M-G-M sent the pair on a multicity personal appearance tour of Loews theaters to capitalize on its success, beginning in Washington, D.C. According to Billboard in 1967, the song went on to sell 3 million copies, becoming perhaps "the first really big single come directly from a soundtrack".

==Other versions==
- Richard Hayes and Kitty Kallen recorded the song for Mercury Records in 1951. It peaked at number 9 on the Billboard magazine chart.
- A 1951 recording of the song by Freddy Martin and His Orchestra with Merv Griffin for RCA Victor Records peaked at number 12 on the Billboard magazine chart.
- Another 1951 recording that sold well was recorded by Hoagy Carmichael and Cass Daley for Decca Records.

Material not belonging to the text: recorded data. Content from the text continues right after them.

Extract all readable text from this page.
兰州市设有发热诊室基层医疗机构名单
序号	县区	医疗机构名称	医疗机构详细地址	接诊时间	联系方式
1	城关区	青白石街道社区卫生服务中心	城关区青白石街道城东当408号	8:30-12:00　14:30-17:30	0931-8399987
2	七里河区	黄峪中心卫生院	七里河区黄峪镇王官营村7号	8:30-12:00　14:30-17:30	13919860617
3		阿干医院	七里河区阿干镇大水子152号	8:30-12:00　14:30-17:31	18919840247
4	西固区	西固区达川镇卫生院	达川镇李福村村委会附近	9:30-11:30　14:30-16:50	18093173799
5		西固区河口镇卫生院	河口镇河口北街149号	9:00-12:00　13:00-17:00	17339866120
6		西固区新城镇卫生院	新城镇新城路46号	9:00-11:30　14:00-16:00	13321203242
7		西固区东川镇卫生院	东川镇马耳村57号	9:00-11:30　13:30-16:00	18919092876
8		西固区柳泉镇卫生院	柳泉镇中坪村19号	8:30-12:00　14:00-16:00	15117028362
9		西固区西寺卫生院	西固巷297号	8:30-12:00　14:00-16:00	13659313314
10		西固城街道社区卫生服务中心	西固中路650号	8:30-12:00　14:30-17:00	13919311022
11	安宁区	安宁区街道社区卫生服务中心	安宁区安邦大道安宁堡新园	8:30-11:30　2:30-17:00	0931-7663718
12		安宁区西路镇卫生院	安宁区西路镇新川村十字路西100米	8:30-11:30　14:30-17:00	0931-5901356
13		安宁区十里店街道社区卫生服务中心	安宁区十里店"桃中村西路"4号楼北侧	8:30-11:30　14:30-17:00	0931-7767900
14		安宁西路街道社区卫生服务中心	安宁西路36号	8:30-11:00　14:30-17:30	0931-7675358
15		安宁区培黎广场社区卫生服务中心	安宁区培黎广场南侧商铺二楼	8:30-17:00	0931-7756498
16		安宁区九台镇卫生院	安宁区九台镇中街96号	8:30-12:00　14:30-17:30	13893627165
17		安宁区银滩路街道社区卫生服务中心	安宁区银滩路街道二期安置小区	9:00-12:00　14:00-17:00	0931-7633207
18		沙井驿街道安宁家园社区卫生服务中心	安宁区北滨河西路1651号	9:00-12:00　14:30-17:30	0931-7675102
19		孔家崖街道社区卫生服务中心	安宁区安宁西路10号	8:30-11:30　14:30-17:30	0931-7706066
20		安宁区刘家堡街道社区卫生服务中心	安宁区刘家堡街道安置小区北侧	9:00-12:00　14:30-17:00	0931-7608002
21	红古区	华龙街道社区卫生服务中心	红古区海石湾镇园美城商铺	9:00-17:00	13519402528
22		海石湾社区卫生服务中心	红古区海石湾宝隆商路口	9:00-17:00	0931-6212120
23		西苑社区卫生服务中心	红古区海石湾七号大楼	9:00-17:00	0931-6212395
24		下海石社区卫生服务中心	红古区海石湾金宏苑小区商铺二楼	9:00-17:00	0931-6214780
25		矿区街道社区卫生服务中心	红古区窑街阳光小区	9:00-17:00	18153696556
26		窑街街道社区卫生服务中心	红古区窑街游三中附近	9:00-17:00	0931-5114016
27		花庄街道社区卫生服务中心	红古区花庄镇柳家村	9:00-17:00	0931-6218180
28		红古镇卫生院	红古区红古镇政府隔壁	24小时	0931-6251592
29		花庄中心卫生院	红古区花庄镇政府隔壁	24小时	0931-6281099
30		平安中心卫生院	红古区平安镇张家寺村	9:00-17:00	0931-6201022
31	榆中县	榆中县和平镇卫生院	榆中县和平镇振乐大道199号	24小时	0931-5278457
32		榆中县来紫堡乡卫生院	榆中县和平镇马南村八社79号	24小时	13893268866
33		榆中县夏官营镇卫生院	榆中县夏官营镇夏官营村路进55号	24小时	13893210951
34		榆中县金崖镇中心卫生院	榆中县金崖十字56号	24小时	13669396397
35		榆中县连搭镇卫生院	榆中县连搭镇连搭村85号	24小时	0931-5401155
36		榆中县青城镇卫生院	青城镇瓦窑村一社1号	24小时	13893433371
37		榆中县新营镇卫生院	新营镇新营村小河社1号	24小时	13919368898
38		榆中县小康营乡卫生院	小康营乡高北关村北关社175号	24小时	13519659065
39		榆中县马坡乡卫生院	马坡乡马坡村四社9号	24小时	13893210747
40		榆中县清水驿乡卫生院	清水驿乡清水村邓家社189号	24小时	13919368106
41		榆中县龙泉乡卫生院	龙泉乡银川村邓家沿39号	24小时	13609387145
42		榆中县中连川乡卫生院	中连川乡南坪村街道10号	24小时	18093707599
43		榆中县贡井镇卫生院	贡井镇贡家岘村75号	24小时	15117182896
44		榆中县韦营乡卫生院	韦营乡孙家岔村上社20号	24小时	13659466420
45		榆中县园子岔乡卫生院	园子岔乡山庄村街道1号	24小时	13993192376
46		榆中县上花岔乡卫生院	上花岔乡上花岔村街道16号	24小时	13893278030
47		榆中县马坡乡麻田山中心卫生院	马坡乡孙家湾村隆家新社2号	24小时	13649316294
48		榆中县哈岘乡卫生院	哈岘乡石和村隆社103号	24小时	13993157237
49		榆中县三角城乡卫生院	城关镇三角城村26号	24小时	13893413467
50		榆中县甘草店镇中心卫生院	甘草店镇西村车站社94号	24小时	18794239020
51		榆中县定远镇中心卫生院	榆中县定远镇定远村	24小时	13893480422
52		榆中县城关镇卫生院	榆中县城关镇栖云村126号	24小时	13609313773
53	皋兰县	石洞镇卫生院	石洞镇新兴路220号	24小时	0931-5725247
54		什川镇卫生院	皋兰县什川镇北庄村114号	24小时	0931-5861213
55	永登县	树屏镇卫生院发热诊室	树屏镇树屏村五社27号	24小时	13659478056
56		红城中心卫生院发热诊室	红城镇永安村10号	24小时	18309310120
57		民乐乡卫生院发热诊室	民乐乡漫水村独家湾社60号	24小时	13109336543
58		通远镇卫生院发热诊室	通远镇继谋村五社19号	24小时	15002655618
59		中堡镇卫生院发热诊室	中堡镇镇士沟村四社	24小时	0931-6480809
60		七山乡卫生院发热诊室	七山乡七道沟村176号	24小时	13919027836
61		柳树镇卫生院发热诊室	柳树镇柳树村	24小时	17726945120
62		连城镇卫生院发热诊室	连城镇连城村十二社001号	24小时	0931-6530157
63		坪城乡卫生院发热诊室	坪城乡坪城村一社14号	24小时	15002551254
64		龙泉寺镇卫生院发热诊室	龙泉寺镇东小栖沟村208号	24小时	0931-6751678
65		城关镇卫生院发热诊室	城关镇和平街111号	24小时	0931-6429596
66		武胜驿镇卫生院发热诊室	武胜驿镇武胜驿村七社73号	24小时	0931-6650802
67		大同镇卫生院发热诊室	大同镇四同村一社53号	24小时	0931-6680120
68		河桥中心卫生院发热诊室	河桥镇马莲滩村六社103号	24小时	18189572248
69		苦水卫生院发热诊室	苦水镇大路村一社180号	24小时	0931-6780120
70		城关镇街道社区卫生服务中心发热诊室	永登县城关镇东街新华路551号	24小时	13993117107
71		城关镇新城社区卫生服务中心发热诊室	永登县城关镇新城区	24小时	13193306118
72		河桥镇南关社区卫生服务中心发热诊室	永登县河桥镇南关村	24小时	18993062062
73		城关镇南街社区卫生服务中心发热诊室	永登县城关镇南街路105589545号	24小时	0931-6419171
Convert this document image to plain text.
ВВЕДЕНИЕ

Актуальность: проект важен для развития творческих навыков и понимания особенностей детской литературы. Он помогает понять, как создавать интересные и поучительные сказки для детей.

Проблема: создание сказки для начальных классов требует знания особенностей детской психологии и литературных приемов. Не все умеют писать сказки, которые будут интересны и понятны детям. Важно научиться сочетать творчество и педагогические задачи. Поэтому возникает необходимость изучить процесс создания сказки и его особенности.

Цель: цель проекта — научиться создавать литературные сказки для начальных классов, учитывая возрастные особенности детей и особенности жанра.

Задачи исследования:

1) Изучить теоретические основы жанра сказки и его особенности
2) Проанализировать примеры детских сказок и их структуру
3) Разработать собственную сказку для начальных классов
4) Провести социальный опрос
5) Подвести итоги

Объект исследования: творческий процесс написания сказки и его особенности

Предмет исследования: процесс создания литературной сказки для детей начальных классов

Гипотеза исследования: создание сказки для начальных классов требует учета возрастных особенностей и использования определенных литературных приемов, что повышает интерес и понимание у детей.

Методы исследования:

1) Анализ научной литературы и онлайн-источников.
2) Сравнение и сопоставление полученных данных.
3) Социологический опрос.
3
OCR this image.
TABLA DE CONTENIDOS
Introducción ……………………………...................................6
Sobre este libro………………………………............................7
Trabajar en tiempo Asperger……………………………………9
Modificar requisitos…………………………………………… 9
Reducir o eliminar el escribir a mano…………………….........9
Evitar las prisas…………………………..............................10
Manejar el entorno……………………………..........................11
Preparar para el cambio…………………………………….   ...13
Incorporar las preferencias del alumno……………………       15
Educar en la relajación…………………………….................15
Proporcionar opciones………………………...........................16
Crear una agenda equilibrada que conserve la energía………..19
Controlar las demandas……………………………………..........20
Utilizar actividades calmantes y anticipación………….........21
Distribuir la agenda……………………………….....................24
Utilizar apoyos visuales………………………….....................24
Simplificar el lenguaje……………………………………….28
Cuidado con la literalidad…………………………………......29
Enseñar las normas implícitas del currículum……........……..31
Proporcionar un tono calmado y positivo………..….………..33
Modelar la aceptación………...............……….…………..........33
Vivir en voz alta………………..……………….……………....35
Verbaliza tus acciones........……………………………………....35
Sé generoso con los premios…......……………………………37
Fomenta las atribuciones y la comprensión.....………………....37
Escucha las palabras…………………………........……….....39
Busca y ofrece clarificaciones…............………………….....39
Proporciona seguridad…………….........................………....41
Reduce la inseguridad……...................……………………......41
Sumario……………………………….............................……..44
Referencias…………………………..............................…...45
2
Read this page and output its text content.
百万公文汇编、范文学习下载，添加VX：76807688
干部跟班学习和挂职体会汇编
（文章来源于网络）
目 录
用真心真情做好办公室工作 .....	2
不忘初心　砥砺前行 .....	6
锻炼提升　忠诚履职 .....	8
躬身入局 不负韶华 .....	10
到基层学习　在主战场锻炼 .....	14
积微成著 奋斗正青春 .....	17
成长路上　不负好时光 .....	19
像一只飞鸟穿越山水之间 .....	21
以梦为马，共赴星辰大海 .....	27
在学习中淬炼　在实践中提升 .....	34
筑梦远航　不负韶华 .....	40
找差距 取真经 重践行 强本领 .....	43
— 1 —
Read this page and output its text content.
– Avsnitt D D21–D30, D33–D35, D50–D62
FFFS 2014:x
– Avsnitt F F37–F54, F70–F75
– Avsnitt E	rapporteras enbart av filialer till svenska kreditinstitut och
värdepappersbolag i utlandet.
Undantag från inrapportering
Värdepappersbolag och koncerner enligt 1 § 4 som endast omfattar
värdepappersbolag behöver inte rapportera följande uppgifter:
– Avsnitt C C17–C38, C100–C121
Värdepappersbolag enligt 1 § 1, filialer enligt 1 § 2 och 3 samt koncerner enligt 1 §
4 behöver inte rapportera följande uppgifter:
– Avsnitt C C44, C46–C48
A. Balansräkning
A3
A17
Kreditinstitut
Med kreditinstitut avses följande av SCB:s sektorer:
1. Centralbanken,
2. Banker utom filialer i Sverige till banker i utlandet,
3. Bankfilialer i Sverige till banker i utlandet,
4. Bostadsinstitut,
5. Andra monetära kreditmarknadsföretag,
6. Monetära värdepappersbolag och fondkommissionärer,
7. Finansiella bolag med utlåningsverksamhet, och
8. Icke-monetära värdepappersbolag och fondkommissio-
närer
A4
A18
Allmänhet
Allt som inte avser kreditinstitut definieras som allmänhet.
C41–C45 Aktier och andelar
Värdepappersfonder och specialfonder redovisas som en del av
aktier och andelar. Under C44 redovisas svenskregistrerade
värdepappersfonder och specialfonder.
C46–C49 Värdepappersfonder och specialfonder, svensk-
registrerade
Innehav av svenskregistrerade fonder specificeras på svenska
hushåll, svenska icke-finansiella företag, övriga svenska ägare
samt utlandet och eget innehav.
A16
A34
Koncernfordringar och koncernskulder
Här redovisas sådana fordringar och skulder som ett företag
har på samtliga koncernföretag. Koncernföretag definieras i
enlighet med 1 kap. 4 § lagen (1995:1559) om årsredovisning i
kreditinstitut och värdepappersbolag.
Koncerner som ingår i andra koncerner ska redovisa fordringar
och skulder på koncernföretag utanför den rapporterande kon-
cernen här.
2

- "Aba Daba Honeymoon" was featured on the 1959 soundtrack to Have Rocket, Will Travel, the first feature film to star the Three Stooges after their 1959 resurgence in popularity.
- The Chenille Sisters released a version spelled Abba Dabba Honeymoon on February 1, 1994, from their 1992 children's album, The Big Picture and Other Songs for Kids.
- The chorus of the song was featured in a short sequence in the 1930 Disney film Monkey Melodies, except only the 'Aba daba daba daba daba daba da' bit is actively said.